Structural and Electronic Characteristics of Conjugated Materials: The key Role of DFT calculations

The use of organic materials to design electronic devices constitute an ecological and suitable resource for our current "electronic world". Actually these materials have been implemented into electronic devices, like organic light-emitting diodes (OLEDs), organic solar cells (OSCs), and organic field-effect transistors (OFETs). These materials provide several advantages (low cost, light weight, good flexibility and solubility to be easily printed) that cannot be afforded with silicium.¹ They can also potentially interact with biological systems, something impossible with inorganic devices.² Between these materials we can include small molecules, polymers, fullerenes, nanotubes, graphene, other carbon-based molecular structures and hybrid materials.

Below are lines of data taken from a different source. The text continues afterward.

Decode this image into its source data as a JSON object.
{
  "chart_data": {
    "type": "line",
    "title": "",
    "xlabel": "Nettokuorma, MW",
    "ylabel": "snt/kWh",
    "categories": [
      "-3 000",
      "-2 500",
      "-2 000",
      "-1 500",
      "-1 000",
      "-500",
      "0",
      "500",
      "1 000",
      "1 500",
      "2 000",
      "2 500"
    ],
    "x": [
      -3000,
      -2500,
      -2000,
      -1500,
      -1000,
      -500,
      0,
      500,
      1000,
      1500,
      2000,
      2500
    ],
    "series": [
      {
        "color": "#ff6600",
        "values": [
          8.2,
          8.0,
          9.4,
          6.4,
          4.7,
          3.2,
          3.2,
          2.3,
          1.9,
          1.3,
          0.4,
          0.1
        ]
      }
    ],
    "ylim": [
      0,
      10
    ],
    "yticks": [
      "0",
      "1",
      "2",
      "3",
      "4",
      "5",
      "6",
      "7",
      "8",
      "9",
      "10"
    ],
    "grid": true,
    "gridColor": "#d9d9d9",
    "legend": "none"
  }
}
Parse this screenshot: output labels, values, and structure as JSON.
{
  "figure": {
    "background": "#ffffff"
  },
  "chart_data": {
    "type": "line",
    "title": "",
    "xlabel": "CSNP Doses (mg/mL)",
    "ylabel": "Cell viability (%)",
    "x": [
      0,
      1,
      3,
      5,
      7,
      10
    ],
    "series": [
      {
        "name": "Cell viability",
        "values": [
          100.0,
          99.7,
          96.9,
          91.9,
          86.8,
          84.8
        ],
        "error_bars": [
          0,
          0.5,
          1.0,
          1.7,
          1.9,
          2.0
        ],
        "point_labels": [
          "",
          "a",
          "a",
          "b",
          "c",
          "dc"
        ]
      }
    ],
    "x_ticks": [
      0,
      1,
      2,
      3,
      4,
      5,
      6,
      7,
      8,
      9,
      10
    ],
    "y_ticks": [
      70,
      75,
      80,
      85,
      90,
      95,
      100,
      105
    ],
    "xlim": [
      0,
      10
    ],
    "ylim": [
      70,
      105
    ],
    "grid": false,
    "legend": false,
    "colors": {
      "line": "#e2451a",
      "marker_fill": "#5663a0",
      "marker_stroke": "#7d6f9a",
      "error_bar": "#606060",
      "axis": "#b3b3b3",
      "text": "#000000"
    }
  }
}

Here we analyze the electronic and molecular characteristics of different π-conjugated structures. Specifically, we focus on the study of materials ranging from small oligomers to polymers and carbon nanostructures (see Figure 1), with different backbone configurations: (i) donor-acceptor configuration, (ii) 1D lineal or 2D branched conjugated backbones, and (iii) encapsulated systems, among others.³ The key role of DFT calculations for an accurate interpretation of the experimental results is highlighted, showing their potential in helping guide the design of new materials for organic electronics.